Fin de suspense pour Ismaïla Madior Fall et Aïssatou Sophie Gladima. L’ancien ministre de la Justice et celui des Mines sous Macky Sall sont désormais fixés sur leur sort quant à la procédure d’instruction qui les concernait respectivement et qui était pendante devant la Commission d’instruction de la Haute Cour de Justice. Dans deux ordonnances définitives rendues, ils ont, tous les deux, été renvoyés devant la juridiction de jugement compétente en la matière. Concernant Sophie Gladima, la commission a écarté les chefs de détournement de deniers publics, blanchiment de capitaux et escroquerie portant sur des deniers publics ; ne retenant que les infractions d’association de malfaiteurs et complicité d’escroquerie portant sur des deniers publics. Ismaïla Madior Fall, lui, est renvoyé pour corruption.
Les rideaux sont tombés dans les affaires concernant Ismaïla Madior Fall et Aïssatou Sophie Gladima. La commission d’instruction de la Haute Cour de Justice a rendu deux ordonnances définitives les renvoyant tous les deux devant la juridiction de jugement compétente, en l’occurrence la Haute Cour de justice.

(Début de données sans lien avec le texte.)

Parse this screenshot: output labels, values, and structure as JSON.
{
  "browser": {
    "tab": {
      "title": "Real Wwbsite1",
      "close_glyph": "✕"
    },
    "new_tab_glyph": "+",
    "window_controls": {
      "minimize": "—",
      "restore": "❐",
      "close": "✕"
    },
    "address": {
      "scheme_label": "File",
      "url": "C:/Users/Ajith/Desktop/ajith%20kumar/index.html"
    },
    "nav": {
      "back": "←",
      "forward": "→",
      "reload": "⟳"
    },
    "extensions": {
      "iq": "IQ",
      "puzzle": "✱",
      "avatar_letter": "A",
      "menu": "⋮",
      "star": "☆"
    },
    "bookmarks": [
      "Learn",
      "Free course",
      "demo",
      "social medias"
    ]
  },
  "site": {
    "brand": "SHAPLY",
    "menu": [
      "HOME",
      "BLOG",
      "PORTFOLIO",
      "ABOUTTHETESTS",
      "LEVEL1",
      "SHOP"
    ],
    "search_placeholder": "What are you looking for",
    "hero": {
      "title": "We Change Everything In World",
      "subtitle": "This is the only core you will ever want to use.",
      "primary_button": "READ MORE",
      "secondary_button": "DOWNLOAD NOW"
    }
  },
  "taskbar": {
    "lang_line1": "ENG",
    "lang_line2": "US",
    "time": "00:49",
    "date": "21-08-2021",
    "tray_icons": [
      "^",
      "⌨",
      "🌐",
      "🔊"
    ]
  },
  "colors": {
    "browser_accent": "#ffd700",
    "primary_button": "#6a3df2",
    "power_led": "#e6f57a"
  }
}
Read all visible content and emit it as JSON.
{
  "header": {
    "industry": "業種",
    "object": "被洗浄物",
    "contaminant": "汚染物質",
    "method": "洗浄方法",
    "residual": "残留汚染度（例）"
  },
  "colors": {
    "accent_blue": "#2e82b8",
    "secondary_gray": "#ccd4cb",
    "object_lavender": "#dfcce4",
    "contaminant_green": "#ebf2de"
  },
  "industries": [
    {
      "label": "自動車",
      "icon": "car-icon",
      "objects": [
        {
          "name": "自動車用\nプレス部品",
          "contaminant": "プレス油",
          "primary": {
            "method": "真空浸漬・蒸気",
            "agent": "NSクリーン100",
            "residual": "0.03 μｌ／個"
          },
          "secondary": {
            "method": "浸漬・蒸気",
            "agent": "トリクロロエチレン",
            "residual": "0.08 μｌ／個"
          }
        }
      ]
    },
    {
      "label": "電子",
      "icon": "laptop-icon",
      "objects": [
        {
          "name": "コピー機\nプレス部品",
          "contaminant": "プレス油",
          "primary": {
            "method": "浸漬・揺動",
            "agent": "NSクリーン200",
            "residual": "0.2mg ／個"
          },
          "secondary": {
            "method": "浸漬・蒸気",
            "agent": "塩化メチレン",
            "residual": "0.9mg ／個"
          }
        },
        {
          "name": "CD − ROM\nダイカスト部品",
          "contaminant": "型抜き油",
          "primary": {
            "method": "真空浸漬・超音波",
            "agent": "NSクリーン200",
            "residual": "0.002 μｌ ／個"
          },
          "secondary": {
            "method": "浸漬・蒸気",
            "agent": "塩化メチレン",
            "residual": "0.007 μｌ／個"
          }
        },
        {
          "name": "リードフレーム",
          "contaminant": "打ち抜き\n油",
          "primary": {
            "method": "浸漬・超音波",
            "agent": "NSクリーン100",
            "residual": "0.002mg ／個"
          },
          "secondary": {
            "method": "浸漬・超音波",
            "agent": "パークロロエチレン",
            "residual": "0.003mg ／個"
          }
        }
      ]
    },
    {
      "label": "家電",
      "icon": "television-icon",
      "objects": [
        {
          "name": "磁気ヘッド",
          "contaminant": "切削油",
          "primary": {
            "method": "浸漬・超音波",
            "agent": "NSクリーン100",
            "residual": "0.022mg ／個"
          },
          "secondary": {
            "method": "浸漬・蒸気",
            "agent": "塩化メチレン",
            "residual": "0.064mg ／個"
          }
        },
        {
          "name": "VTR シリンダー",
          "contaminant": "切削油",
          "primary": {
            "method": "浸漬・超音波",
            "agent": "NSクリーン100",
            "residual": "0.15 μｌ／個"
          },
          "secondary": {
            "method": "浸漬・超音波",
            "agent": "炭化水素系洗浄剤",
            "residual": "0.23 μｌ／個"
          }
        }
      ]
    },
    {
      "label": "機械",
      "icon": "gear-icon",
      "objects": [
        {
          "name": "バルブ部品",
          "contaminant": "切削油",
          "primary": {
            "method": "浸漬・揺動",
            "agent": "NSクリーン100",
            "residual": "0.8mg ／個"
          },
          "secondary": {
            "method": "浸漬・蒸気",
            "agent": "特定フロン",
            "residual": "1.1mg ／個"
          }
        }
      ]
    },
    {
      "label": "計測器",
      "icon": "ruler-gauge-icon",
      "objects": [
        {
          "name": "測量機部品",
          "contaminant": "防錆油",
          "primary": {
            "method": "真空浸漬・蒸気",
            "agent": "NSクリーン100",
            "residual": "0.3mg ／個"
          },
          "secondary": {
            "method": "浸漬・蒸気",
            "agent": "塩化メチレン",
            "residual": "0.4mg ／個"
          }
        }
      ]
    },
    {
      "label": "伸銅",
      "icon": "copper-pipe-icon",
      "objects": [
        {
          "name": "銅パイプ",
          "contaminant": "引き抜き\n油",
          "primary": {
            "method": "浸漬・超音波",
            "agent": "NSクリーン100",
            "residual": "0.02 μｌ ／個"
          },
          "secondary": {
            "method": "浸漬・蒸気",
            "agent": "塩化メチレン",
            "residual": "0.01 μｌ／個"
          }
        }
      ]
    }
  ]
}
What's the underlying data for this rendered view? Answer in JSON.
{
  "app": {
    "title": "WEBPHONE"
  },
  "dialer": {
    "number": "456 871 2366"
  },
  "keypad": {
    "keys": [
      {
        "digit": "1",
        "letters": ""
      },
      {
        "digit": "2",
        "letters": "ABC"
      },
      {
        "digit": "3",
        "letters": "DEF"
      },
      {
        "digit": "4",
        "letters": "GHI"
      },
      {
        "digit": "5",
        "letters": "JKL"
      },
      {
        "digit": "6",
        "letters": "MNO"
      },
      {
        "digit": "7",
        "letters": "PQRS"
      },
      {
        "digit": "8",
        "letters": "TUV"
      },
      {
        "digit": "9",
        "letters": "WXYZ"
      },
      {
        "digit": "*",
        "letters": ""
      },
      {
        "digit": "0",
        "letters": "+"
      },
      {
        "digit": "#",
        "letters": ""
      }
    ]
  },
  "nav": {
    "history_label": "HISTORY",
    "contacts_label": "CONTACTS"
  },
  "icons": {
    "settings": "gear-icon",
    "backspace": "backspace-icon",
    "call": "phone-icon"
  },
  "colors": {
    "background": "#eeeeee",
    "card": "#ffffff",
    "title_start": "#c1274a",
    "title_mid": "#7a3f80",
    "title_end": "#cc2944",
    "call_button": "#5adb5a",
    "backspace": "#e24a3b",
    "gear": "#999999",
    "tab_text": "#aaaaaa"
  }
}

L’ancien garde des Sceaux, ministre de la Justice était poursuivi pour corruption avant d’être assigné à résidence à Dakar avec port du bracelet électronique, par la commission d’instruction, le 20 mai 2025. L’entrepreneur Cheikh Guèye est son accusateur. Selon ce dernier, faute de budget pour la réalisation d’un projet de construction d’un centre médico-social et d’un centre de surveillance de bracelets électroniques qui s’élève à 576 millions au total, le ministre a conclu un partenariat avec lui. Mais pour la signature du protocole d’accord, il accuse le ministre Fall de lui avoir réclamé 250 millions de francs. ‘’Après une avance de 50 millions, en espèces, dans son bureau’’, Cheikh Guèye affirme avoir plus tard refusé de remettre le reliquat de 200 millions de francs. Ce qui, dit-il, explique que l’ancien garde des Sceaux a mis fin au partenariat. Des accusations réfutées avec véhémence par Ismaïla Madior Fall, qui avoue que l’entrepreneur a certes tenté de le corrompre, mais il a refusé et jamais il n’a encaissé le moindre franc venant de lui. Au terme de l’instruction, le juge a retenu les charges de corruption avant de le renvoyer devant la juridiction de jugement.
Non-lieu partiel pour Sophie Gladima
Quid maintenant de Sophie Gladima ? L’ancienne ministre des Mines et de la Géologie sous Macky Sall a été accusée d’association de malfaiteurs, détournement de deniers publics, blanchiment de capitaux escroquerie portant sur des deniers publics, portant sur 73 millions de francs. Après instruction, la commission a rendu une ordonnance de non-lieu partiel, écartant les chefs de détournement de deniers publics, blanchiment de capitaux et escroquerie portant sur des deniers publics, pour retenir l’association de malfaiteurs et la complicité d’escroquerie portant sur des deniers publics. Placée sous mandat de dépôt après son inculpation, elle a été assignée à résidence à Dakar et Thiès, en juillet dernier, à la suite de contestations sérieuses. Les faits qui lui sont reprochés surviennent à la suite d’accusation de détournement de 73 millions dans l’affaire des fonds Force Covid-19 portant sur la construction d’un centre gravimétrique à Kédougou. Des accusations qu’elle a réfutées, soutenant qu’il y avait un comité qui a été mis en place par le ministère des Finances et dont elle n’était pas membre qui était chargée de l’exécution des dépenses. Elle n’était pas en position de détourner les sous. En dépit du témoignage du directeur de la société commerciale du Groupe Issa, elle a été inculpée et aujourd’hui renvoyée en jugement.
Ismaila Madior Fall et Sophie Gladima comparaîtront devant la Haute Cour de Justice
Ismaïla Madior Fall et Sophie Gladima seront jugés devant la Haute Cour de Justice. La particularité de cette juridiction est que ses décisions ne sont pas susceptibles d’appel ou de recours. La Haute Cour de justice est présidée par le président de la Cour suprême, assisté par le président de la Chambre pénale de la même Cour ; elle est composée de huit juges titulaires et huit juges suppléants, élus parmi les députés de l’Assemblée nationale ainsi qu’un collège de 17 magistrats et parlementaires chargés de juger les hautes personnalités. Le ministère public est représenté par le Procureur général près la Cour suprême qui sera épaulé par le premier Avocat général de la même Cour.